On a lighter note, I’ve got some facts and figures somewhere about the public sector. Perhaps I should adopt the Olli I system of filing i.e. colour coding!
that’s a great idea, I luv it! I bet he’s got his DVD’s etc. well organised also.
Is this saying any more than that trickle-down economics, so beloved of Reagan and Thatcher, is nonsense? I thought it had been proven long ago that the trickle-down effect simply does not work.
And it’s funny how we seem to get a lot more hand-wringing over the squeezed middle than over the crushed poor. Maybe it’s the belief that “the poor are always with us” combined with the re-emergence of Victorian notions of “the undeserving poor”.
I can’t help wondering at what stage a private sector worker becomes recognised as a state employee when they work for a company whose only clients are Govt departments.
Am also starting to feel sorry for the lack of knowledge some people will ever have, ever achieve, if they don’t experience stuff first hand themselves.
How can a poor lickel uber-rich like DC (apt initialism) or a GO (even more apt) ever comprehend what makes some debt acceptable? Even sensible, even worth owning?

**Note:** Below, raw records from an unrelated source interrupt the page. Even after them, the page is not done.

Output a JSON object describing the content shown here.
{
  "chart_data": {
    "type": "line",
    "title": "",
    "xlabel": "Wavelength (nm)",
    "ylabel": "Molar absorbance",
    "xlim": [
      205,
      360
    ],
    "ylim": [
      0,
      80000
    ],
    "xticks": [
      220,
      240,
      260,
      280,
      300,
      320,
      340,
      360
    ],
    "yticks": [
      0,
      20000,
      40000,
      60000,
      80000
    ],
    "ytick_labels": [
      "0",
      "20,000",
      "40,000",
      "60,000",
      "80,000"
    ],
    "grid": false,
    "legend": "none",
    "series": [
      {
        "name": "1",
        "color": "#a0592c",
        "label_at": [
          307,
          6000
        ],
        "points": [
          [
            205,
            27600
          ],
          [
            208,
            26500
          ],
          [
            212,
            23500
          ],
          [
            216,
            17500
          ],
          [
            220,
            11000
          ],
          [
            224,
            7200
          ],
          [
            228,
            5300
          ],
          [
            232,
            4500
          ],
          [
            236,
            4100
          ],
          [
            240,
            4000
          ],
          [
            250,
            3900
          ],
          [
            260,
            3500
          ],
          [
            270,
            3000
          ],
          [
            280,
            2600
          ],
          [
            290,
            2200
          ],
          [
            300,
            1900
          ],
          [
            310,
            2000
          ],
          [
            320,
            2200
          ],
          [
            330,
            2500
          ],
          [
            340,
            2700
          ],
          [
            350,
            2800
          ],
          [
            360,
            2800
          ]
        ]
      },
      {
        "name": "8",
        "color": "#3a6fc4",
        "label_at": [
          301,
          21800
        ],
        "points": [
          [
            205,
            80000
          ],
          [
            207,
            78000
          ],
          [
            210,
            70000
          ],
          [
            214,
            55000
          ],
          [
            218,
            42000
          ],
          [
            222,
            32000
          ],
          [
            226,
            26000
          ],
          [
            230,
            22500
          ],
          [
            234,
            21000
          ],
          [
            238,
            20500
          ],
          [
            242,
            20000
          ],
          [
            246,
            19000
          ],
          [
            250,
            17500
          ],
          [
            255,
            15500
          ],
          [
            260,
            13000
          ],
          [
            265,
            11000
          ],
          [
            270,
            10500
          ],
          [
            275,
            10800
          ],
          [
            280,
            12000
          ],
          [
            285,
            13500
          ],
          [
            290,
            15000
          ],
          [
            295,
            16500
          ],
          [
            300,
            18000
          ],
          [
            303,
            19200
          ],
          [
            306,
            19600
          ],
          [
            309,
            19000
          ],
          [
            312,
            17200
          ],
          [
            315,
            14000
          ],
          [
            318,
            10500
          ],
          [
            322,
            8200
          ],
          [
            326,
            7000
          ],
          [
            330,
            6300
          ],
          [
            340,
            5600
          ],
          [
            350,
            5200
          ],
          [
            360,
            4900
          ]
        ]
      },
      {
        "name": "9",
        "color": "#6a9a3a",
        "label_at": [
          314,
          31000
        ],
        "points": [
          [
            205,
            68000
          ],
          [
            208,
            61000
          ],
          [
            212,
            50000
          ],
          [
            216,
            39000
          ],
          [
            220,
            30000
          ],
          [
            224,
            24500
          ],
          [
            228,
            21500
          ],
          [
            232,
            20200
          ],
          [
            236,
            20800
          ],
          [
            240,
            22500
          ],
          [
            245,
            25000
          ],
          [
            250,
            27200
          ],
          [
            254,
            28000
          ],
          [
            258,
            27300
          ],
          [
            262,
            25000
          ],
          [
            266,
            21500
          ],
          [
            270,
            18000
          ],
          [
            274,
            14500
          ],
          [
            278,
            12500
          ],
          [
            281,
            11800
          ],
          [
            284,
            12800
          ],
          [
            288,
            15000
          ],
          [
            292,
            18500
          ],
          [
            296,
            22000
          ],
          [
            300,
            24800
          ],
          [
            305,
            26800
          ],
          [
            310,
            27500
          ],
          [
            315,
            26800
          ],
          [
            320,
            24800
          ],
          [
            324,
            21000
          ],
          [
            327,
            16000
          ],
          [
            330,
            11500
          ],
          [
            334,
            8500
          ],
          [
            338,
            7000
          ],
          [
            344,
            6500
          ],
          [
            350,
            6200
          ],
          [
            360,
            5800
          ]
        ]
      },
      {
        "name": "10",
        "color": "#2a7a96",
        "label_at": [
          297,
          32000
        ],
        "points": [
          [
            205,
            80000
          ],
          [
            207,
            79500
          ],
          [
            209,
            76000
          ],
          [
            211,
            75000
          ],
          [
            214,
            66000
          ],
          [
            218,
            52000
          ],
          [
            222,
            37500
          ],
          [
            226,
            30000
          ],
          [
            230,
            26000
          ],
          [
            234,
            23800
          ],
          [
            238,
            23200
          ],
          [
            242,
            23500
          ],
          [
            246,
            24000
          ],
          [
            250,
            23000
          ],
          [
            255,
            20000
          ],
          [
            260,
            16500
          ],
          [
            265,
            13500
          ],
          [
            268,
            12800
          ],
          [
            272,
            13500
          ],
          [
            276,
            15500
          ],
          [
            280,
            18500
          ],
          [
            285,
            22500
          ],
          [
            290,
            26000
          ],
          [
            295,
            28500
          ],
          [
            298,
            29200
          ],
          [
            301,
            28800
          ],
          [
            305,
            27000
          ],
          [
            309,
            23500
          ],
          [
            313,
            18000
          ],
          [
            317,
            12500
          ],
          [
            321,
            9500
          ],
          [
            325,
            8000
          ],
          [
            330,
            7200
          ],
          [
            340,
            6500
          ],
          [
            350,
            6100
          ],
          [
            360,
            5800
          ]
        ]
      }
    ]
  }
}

NObody wants debt but without it I wouldn’t now own a house. If I had been scrupulous about avoiding debt (especially the period of 16/18% interest rates under Snatcher) and had insisted on saving up to buy in cash I would have been paying rent all the while plus having to save an ever-increasing total amount. What ideology makes THAT sensible?
I must admit I’m thick in these matters, I can fully understand why someone with a £35m inheritance would never ever need good debt but for the life of me I don’t understand why he would take a Govt-funded mortgage in order to pay off another / earlier one that he’d taken out ….
———————–
But …… the most important aspects of ‘good debt’ are that it allows the enjoyment and use of and benefit from things sooner AND if it has been negotiated at beneficial interest rates it means generations don’t get skipped by debt-phobes.
It’s what has funded the re-building of the country’s infrastructure so we no longer have to feel ashamed of what our children have to accept (vs: the schools situation of the 80s/early 90s) or dread having to visit a falling-down hospital.
Aggggh have just seen the time, how did I get here?
There are ‘easy’ solutions in dealing with banks that have excessive bonuses & no sense of social responsibility…but no one will say the answer for fear of being branded a Marxist.
There is a quick and easy solution regarding how banks operate, their excessive bonuses and complete disregard towards social responsibility…
No one will say it though for fear of being branded a Red Menance Marxist.